Recovering from a loved one’s wrongful death is a traumatic process. However, it is important to ensure that the entity responsible for your loved ones untimely passing is brought to justice. In Florida, according to the Florida Wrongful Death Act, it is imperative that you take action against entities responsible for wrongful death within two years of the event. Compared to other personal injury cases, this is a small time frame. So it is important to act fast.
However, according to the law in Florida, only certain relatives of the deceased may bring a wrongful death suit to court. These relations include the following:
- Children (this may include children who have been born outside the wedlock of a mother, or outside the wedlock of a father, provided that there is evidence the father has taken legal responsibility for child support)

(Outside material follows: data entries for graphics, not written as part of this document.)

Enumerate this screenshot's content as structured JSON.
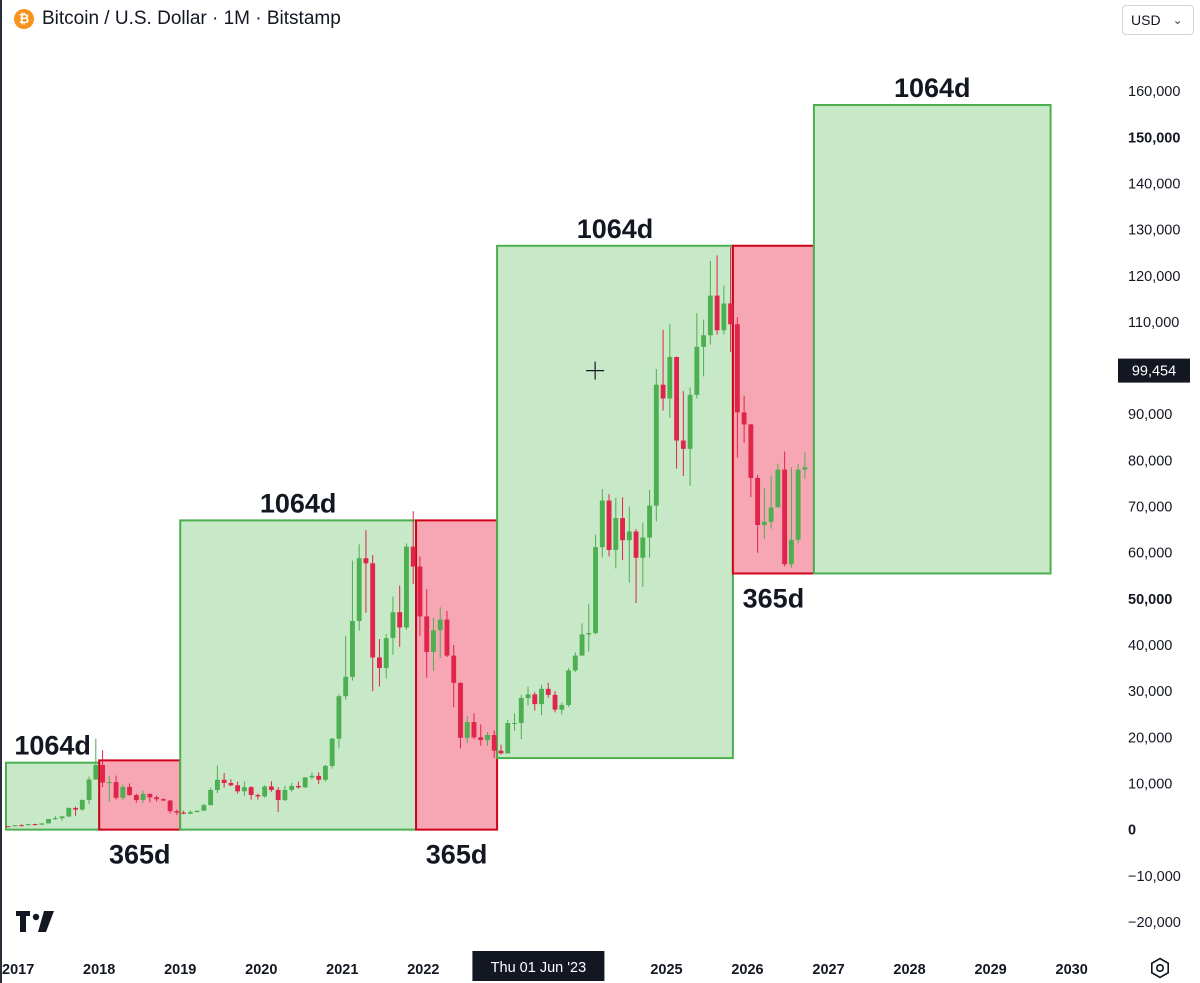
{
  "header": {
    "coin_symbol": "₿",
    "title": "Bitcoin / U.S. Dollar · 1M · Bitstamp",
    "currency": "USD"
  },
  "icons": {
    "coin": "bitcoin-coin-icon",
    "currency_dropdown": "chevron-down-icon",
    "settings": "gear-icon",
    "logo": "tradingview-logo-icon",
    "cursor": "crosshair-cursor-icon"
  },
  "colors": {
    "up": "#4caf50",
    "down": "#e0244a",
    "green_fill": "#c8e9c8",
    "green_stroke": "#4caf50",
    "red_fill": "#f7a7b4",
    "red_stroke": "#d0021b",
    "label_bg": "#131722"
  },
  "chart_data": {
    "type": "candlestick",
    "title": "Bitcoin / U.S. Dollar · 1M · Bitstamp",
    "ylim": [
      -25000,
      170000
    ],
    "xlim": [
      2016.85,
      2030.35
    ],
    "y_ticks": [
      "160,000",
      "150,000",
      "140,000",
      "130,000",
      "120,000",
      "110,000",
      "100,000",
      "90,000",
      "80,000",
      "70,000",
      "60,000",
      "50,000",
      "40,000",
      "30,000",
      "20,000",
      "10,000",
      "0",
      "−10,000",
      "−20,000"
    ],
    "y_tick_values": [
      160000,
      150000,
      140000,
      130000,
      120000,
      110000,
      100000,
      90000,
      80000,
      70000,
      60000,
      50000,
      40000,
      30000,
      20000,
      10000,
      0,
      -10000,
      -20000
    ],
    "bold_ticks": [
      "150,000",
      "50,000",
      "0"
    ],
    "x_ticks": [
      "2017",
      "2018",
      "2019",
      "2020",
      "2021",
      "2022",
      "2025",
      "2026",
      "2027",
      "2028",
      "2029",
      "2030"
    ],
    "x_tick_values": [
      2017,
      2018,
      2019,
      2020,
      2021,
      2022,
      2025,
      2026,
      2027,
      2028,
      2029,
      2030
    ],
    "price_label": "99,454",
    "price_value": 99454,
    "crosshair_date": "Thu 01 Jun '23",
    "crosshair_date_value": 2023.42,
    "crosshair_point": {
      "x": 2024.12,
      "y": 99454
    },
    "zones": [
      {
        "type": "green",
        "x0": 2016.85,
        "x1": 2018.0,
        "y0": 0,
        "y1": 14500,
        "label": "1064d",
        "label_pos": "top"
      },
      {
        "type": "red",
        "x0": 2018.0,
        "x1": 2019.0,
        "y0": 0,
        "y1": 15000,
        "label": "365d",
        "label_pos": "bottom"
      },
      {
        "type": "green",
        "x0": 2019.0,
        "x1": 2021.91,
        "y0": 0,
        "y1": 67000,
        "label": "1064d",
        "label_pos": "top"
      },
      {
        "type": "red",
        "x0": 2021.91,
        "x1": 2022.91,
        "y0": 0,
        "y1": 67000,
        "label": "365d",
        "label_pos": "bottom"
      },
      {
        "type": "green",
        "x0": 2022.91,
        "x1": 2025.82,
        "y0": 15500,
        "y1": 126500,
        "label": "1064d",
        "label_pos": "top"
      },
      {
        "type": "red",
        "x0": 2025.82,
        "x1": 2026.82,
        "y0": 55500,
        "y1": 126500,
        "label": "365d",
        "label_pos": "bottom"
      },
      {
        "type": "green",
        "x0": 2026.82,
        "x1": 2029.74,
        "y0": 55500,
        "y1": 157000,
        "label": "1064d",
        "label_pos": "top"
      }
    ],
    "candles_monthly_from": "2016-11",
    "candles": [
      [
        740,
        730,
        760,
        720
      ],
      [
        730,
        960,
        980,
        730
      ],
      [
        960,
        950,
        1150,
        750
      ],
      [
        950,
        1190,
        1200,
        930
      ],
      [
        1190,
        1070,
        1260,
        890
      ],
      [
        1070,
        1350,
        1360,
        1060
      ],
      [
        1350,
        2300,
        2330,
        1350
      ],
      [
        2300,
        2480,
        3000,
        2100
      ],
      [
        2480,
        2860,
        2930,
        1900
      ],
      [
        2860,
        4700,
        4800,
        2700
      ],
      [
        4700,
        4340,
        5000,
        2970
      ],
      [
        4340,
        6440,
        6500,
        4100
      ],
      [
        6440,
        10850,
        11500,
        5500
      ],
      [
        10850,
        14000,
        19700,
        10800
      ],
      [
        14000,
        10200,
        17200,
        9200
      ],
      [
        10200,
        10300,
        11700,
        6000
      ],
      [
        10300,
        6900,
        11700,
        6500
      ],
      [
        6900,
        9250,
        9750,
        6500
      ],
      [
        9250,
        7500,
        10000,
        7300
      ],
      [
        7500,
        6400,
        7800,
        5800
      ],
      [
        6400,
        7750,
        8450,
        5800
      ],
      [
        7750,
        7000,
        7800,
        5900
      ],
      [
        7000,
        6600,
        7400,
        6100
      ],
      [
        6600,
        6300,
        6800,
        6200
      ],
      [
        6300,
        4000,
        6400,
        3500
      ],
      [
        4000,
        3700,
        4300,
        3200
      ],
      [
        3700,
        3450,
        4100,
        3350
      ],
      [
        3450,
        3800,
        4200,
        3350
      ],
      [
        3800,
        4100,
        4100,
        3700
      ],
      [
        4100,
        5300,
        5600,
        4100
      ],
      [
        5300,
        8600,
        9100,
        5300
      ],
      [
        8600,
        10800,
        13900,
        7900
      ],
      [
        10800,
        10100,
        12300,
        9100
      ],
      [
        10100,
        9600,
        10900,
        9400
      ],
      [
        9600,
        8300,
        10400,
        7800
      ],
      [
        8300,
        9200,
        10400,
        7300
      ],
      [
        9200,
        7500,
        9400,
        6500
      ],
      [
        7500,
        7200,
        7800,
        6500
      ],
      [
        7200,
        9350,
        9600,
        6900
      ],
      [
        9350,
        8600,
        10500,
        8200
      ],
      [
        8600,
        6400,
        9200,
        3800
      ],
      [
        6400,
        8600,
        9500,
        6200
      ],
      [
        8600,
        9450,
        10100,
        8200
      ],
      [
        9450,
        9150,
        10400,
        8900
      ],
      [
        9150,
        11300,
        11400,
        9000
      ],
      [
        11300,
        11650,
        12400,
        10900
      ],
      [
        11650,
        10800,
        12400,
        9900
      ],
      [
        10800,
        13800,
        14000,
        10400
      ],
      [
        13800,
        19700,
        19900,
        13200
      ],
      [
        19700,
        28900,
        29300,
        17600
      ],
      [
        28900,
        33100,
        41900,
        28100
      ],
      [
        33100,
        45200,
        58300,
        32300
      ],
      [
        45200,
        58800,
        61800,
        43100
      ],
      [
        58800,
        57700,
        64900,
        47000
      ],
      [
        57700,
        37300,
        59500,
        30000
      ],
      [
        37300,
        35000,
        41300,
        31000
      ],
      [
        35000,
        41500,
        42400,
        32700
      ],
      [
        41500,
        47100,
        50500,
        37900
      ],
      [
        47100,
        43800,
        52900,
        39600
      ],
      [
        43800,
        61300,
        62000,
        43300
      ],
      [
        61300,
        57000,
        69000,
        53200
      ],
      [
        57000,
        46200,
        59200,
        42000
      ],
      [
        46200,
        38500,
        52100,
        32900
      ],
      [
        38500,
        43200,
        45900,
        34400
      ],
      [
        43200,
        45500,
        48200,
        37200
      ],
      [
        45500,
        37700,
        47400,
        37400
      ],
      [
        37700,
        31800,
        40000,
        26500
      ],
      [
        31800,
        19900,
        31900,
        17600
      ],
      [
        19900,
        23300,
        24600,
        18800
      ],
      [
        23300,
        20000,
        25200,
        19600
      ],
      [
        20000,
        19400,
        22800,
        18200
      ],
      [
        19400,
        20500,
        21100,
        18200
      ],
      [
        20500,
        17100,
        21500,
        15500
      ],
      [
        17100,
        16500,
        18400,
        16300
      ],
      [
        16500,
        23100,
        23800,
        16500
      ],
      [
        23100,
        23100,
        25200,
        21400
      ],
      [
        23100,
        28500,
        29200,
        19600
      ],
      [
        28500,
        29300,
        31000,
        26900
      ],
      [
        29300,
        27200,
        29800,
        25800
      ],
      [
        27200,
        30500,
        31400,
        24800
      ],
      [
        30500,
        29200,
        31800,
        28600
      ],
      [
        29200,
        26000,
        30000,
        25400
      ],
      [
        26000,
        27000,
        27500,
        24900
      ],
      [
        27000,
        34500,
        35000,
        26600
      ],
      [
        34500,
        37700,
        38400,
        34100
      ],
      [
        37700,
        42300,
        44700,
        37700
      ],
      [
        42300,
        42600,
        48900,
        38600
      ],
      [
        42600,
        61200,
        63900,
        42300
      ],
      [
        61200,
        71300,
        73800,
        59000
      ],
      [
        71300,
        60600,
        72700,
        59200
      ],
      [
        60600,
        67500,
        71900,
        56600
      ],
      [
        67500,
        62700,
        72000,
        58400
      ],
      [
        62700,
        64600,
        70000,
        53500
      ],
      [
        64600,
        58900,
        65100,
        49100
      ],
      [
        58900,
        63300,
        66500,
        52600
      ],
      [
        63300,
        70200,
        73600,
        58900
      ],
      [
        70200,
        96400,
        99800,
        66800
      ],
      [
        96400,
        93400,
        108300,
        90800
      ],
      [
        93400,
        102400,
        109600,
        89200
      ],
      [
        102400,
        84300,
        102500,
        78200
      ],
      [
        84300,
        82500,
        95000,
        76600
      ],
      [
        82500,
        94200,
        95800,
        74500
      ],
      [
        94200,
        104600,
        111900,
        93400
      ],
      [
        104600,
        107100,
        110500,
        98200
      ],
      [
        107100,
        115700,
        123200,
        105100
      ],
      [
        115700,
        108200,
        124400,
        107300
      ],
      [
        108200,
        114000,
        117900,
        107300
      ],
      [
        114000,
        109500,
        126200,
        103500
      ],
      [
        109500,
        90400,
        111000,
        80600
      ],
      [
        90400,
        87800,
        94000,
        83800
      ],
      [
        87800,
        76200,
        87900,
        72000
      ],
      [
        76200,
        66000,
        76900,
        60000
      ],
      [
        66000,
        66700,
        74000,
        63000
      ],
      [
        66700,
        69800,
        76700,
        65200
      ],
      [
        69800,
        78000,
        79300,
        74500
      ],
      [
        78000,
        57500,
        81900,
        57000
      ],
      [
        57500,
        62800,
        78500,
        56700
      ],
      [
        62800,
        78000,
        79200,
        62000
      ],
      [
        78000,
        78500,
        81800,
        76000
      ]
    ]
  }
}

- Any other dependant blood relatives
- Dependent adoptive brothers and sisters
In the event that you are in a position to file a wrongful death suit in Florida, you are considered a beneficiary or “survivor” of the deceased. There are many aspects of wrongful death that you can sue for. Chief among them is the pain and suffering that you have experienced due to your loved one’s wrongful death. Additionally, you may be able to recoup funeral costs, wage costs, loss of companionship, loss of guidance, and other damages that this wrongful death scenario has foisted upon you.
The idea of a wrongful death lawsuit is to ease the misfortunes of the survivors and in turn force the wrongdoers to take culpability for their actions.
This article is intended to educate you about wrongful death laws in Florida. It should not be taken as legal advice.